3.3 Handle Syscalls and Library Function Calls and run All of the Applications
In the unpipelined version, both Syscall and Function call take a single cycle to finish. This will not work for pipelined version because syscall and function call can directly read and write the register file as soon as they are fetched. When encountering syscall and function calls, flush the pipeline. This means the syscall or function call instruction should be stalled at the fetch stage, while all of the order instructions in the pipeline write back to the register file. All of the ten applications should be able to run toward the end of the program.
3.4 Analyze the Result (Bonus)
Modify the cpp file so that instruction counting and cycle counting are correct for the 5-stage pipelined version. The instruction counts should match with the instruction counts of the unpipelined version. Add a counter for total number of stalls, which include both the stalls due to branches and the stalls due to syscall/function call. Verify that the following equation is correct for all of the applications: Total_Cycles = Total_Instructions + Total_stalls + Pipeline_stages – 1.
4. Tips
4.1 Signals can be printed in both the Verilog and C++ code for debugging
When print things in Verilog using $display, notice that $display only shows the value before a non-blocking assignment is evaluated.
When print in C++, if you want to indicate a signal that is an in/output port of the top module, use (int)top->signalName; if you want to print a signal that is a local wire in the top module, use (int)top->MIPS->signalName; and if you want to print a signal in a submodule, use (int)top- >MIPS-> __PVT__submoduleName__DOT__signalName.
If you want to print a binary value in c++, using bitset. some examples:
4.2 Use both debugging and non-debugging mode to check correctness
Enter debugging mode using ./VMIPS fileName Duration

In this mode, stack pointer, stack contents, and register content will be printed. You can start de- bugging from a predefined cycle. You can also print more signals to help debugging.
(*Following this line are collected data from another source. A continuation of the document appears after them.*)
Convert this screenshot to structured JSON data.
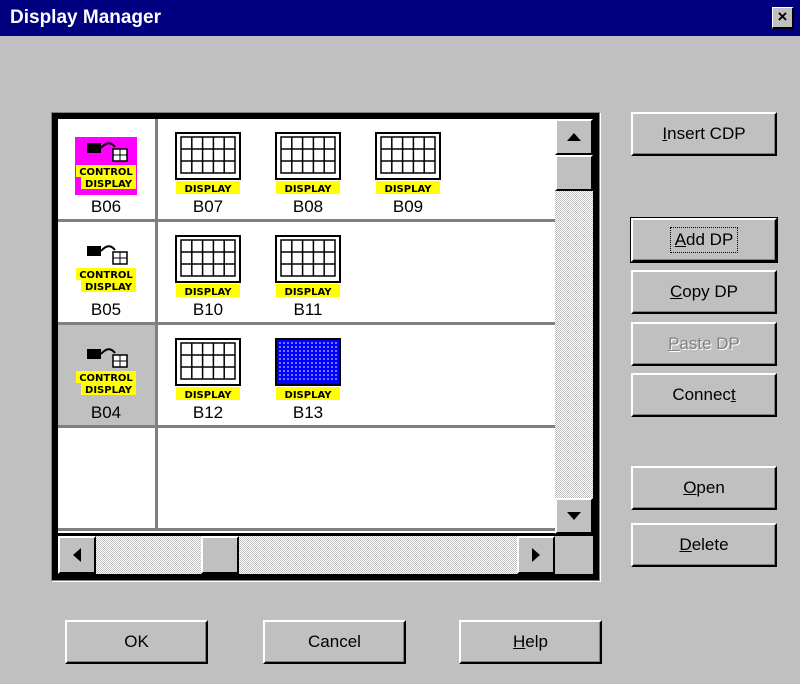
{
  "window": {
    "title": "Display Manager",
    "close_glyph": "×"
  },
  "grid": {
    "rows": [
      {
        "left": {
          "type": "control",
          "label": "B06",
          "highlight": "magenta"
        },
        "items": [
          {
            "label": "B07",
            "pattern": "grid"
          },
          {
            "label": "B08",
            "pattern": "grid"
          },
          {
            "label": "B09",
            "pattern": "grid"
          }
        ]
      },
      {
        "left": {
          "type": "control",
          "label": "B05",
          "highlight": "none"
        },
        "items": [
          {
            "label": "B10",
            "pattern": "grid"
          },
          {
            "label": "B11",
            "pattern": "grid"
          }
        ]
      },
      {
        "left": {
          "type": "control",
          "label": "B04",
          "highlight": "selected"
        },
        "items": [
          {
            "label": "B12",
            "pattern": "grid"
          },
          {
            "label": "B13",
            "pattern": "dotted-blue"
          }
        ]
      },
      {
        "left": null,
        "items": []
      }
    ],
    "icon_text": {
      "control_top": "CONTROL",
      "control_bottom": "DISPLAY",
      "display": "DISPLAY"
    }
  },
  "buttons": {
    "insert_cdp": {
      "pre": "",
      "u": "I",
      "post": "nsert CDP"
    },
    "add_dp": {
      "pre": "",
      "u": "A",
      "post": "dd DP"
    },
    "copy_dp": {
      "pre": "",
      "u": "C",
      "post": "opy DP"
    },
    "paste_dp": {
      "pre": "",
      "u": "P",
      "post": "aste DP"
    },
    "connect": {
      "pre": "Connec",
      "u": "t",
      "post": ""
    },
    "open": {
      "pre": "",
      "u": "O",
      "post": "pen"
    },
    "delete": {
      "pre": "",
      "u": "D",
      "post": "elete"
    },
    "ok": "OK",
    "cancel": "Cancel",
    "help": {
      "pre": "",
      "u": "H",
      "post": "elp"
    }
  },
  "colors": {
    "titlebar": "#000080",
    "face": "#c0c0c0",
    "magenta": "#ff00ff",
    "yellow": "#ffff00",
    "blue_dots": "#0000ff"
  }
}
Press EN- TER to step next and CTRL+C to terminate.

Enter non-debugging mode using ./VMIPS fileName

In this mode, library function calls, system calls, and IPC results will be printed. You will need to add additional counters to count the number of stalls.
4.3 Cross check the intermediate results between the 5-stage pipelined and unpipelined versions
Since the unpipelined version and the 5-stage pipelined version are both executed in order, you can use the unpipelined processor as a reference.
4.4 Check memory values
All the memory writes are recorded in memoryWrites.txt file after running the code, you can use that to check if memory reads and writes are correct.
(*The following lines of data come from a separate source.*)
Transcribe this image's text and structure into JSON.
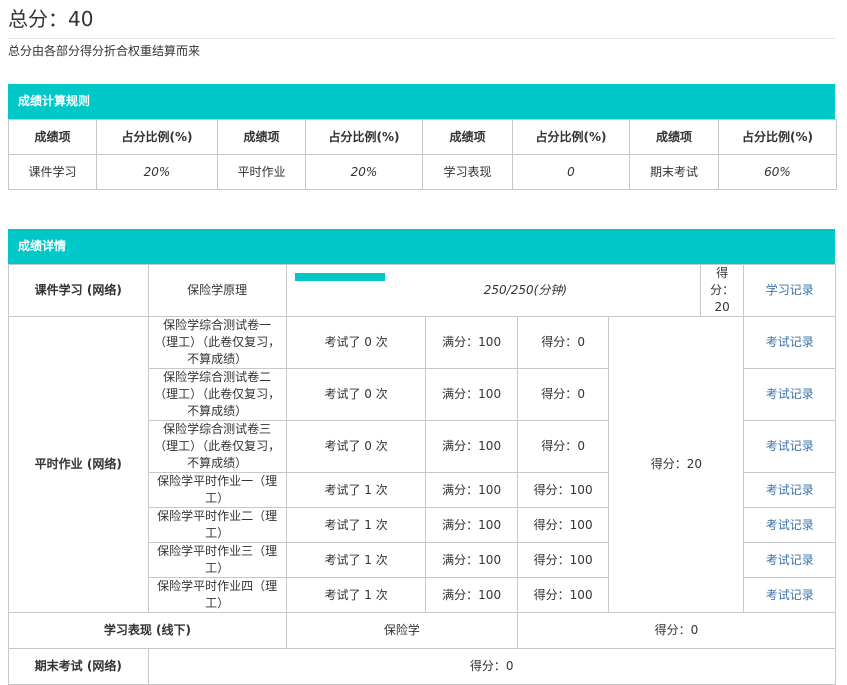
{
  "header": {
    "title_label": "总分：",
    "total_score": "40",
    "subtitle": "总分由各部分得分折合权重结算而来"
  },
  "rules": {
    "section_title": "成绩计算规则",
    "item_header": "成绩项",
    "ratio_header": "占分比例(%)",
    "items": [
      {
        "name": "课件学习",
        "ratio": "20%"
      },
      {
        "name": "平时作业",
        "ratio": "20%"
      },
      {
        "name": "学习表现",
        "ratio": "0"
      },
      {
        "name": "期末考试",
        "ratio": "60%"
      }
    ]
  },
  "details": {
    "section_title": "成绩详情",
    "course": {
      "label": "课件学习 (网络)",
      "course_name": "保险学原理",
      "progress_text": "250/250(分钟)",
      "progress_fraction": 1.0,
      "score": "得分：20",
      "link": "学习记录"
    },
    "homework": {
      "label": "平时作业 (网络)",
      "score": "得分：20",
      "rows": [
        {
          "name": "保险学综合测试卷一（理工）（此卷仅复习，不算成绩）",
          "attempts": "考试了 0 次",
          "full_label": "满分：",
          "full": "100",
          "score_label": "得分：",
          "score": "0",
          "link": "考试记录"
        },
        {
          "name": "保险学综合测试卷二（理工）（此卷仅复习，不算成绩）",
          "attempts": "考试了 0 次",
          "full_label": "满分：",
          "full": "100",
          "score_label": "得分：",
          "score": "0",
          "link": "考试记录"
        },
        {
          "name": "保险学综合测试卷三（理工）（此卷仅复习，不算成绩）",
          "attempts": "考试了 0 次",
          "full_label": "满分：",
          "full": "100",
          "score_label": "得分：",
          "score": "0",
          "link": "考试记录"
        },
        {
          "name": "保险学平时作业一（理工）",
          "attempts": "考试了 1 次",
          "full_label": "满分：",
          "full": "100",
          "score_label": "得分：",
          "score": "100",
          "link": "考试记录"
        },
        {
          "name": "保险学平时作业二（理工）",
          "attempts": "考试了 1 次",
          "full_label": "满分：",
          "full": "100",
          "score_label": "得分：",
          "score": "100",
          "link": "考试记录"
        },
        {
          "name": "保险学平时作业三（理工）",
          "attempts": "考试了 1 次",
          "full_label": "满分：",
          "full": "100",
          "score_label": "得分：",
          "score": "100",
          "link": "考试记录"
        },
        {
          "name": "保险学平时作业四（理工）",
          "attempts": "考试了 1 次",
          "full_label": "满分：",
          "full": "100",
          "score_label": "得分：",
          "score": "100",
          "link": "考试记录"
        }
      ]
    },
    "performance": {
      "label": "学习表现 (线下)",
      "course_name": "保险学",
      "score": "得分：0"
    },
    "final_exam": {
      "label": "期末考试 (网络)",
      "score": "得分：0"
    }
  },
  "colors": {
    "accent": "#00c8c8",
    "link": "#3c73aa",
    "border": "#c8c8c8",
    "text": "#333333"
  }
}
4.5 Suggested modifications of C/C++ code
Suggested modifications of the C/C++ code are commented using. Search for “5 stage”.
5. Report and Hand In
Please submit your final design and a project report. If your design does not work completely, please indicate which application can run and which can not. For the applications that cannot finish running, specify how many instructions can run.
5.1 Report requirement
The report should include 1) a diagram of the final design, 2) explanations of the C++ modifications, and 3) cycle count analysis. The final design diagram can be broken down into sub diagrams. You can modify the C++ code, but all of the hardware changes should be implemented in the Verilog code. Please provide explanations and comments for the C++ modifications. Please report the cycle count and the number of stalls for each of the ten application.
5.2 Hand-in requirement
Please make a tarball or zip file of all of the source code (all of the .v files and the .cpp file) and the report. Delete the obj_dir directory and memoryWrites.txt before making a tarball/zip file. Submit the tarball/zip file through coursesite.
5.3 Group submission
If you are part of a group, please make only one submission through coursesite. Students in the same group will get the same grade.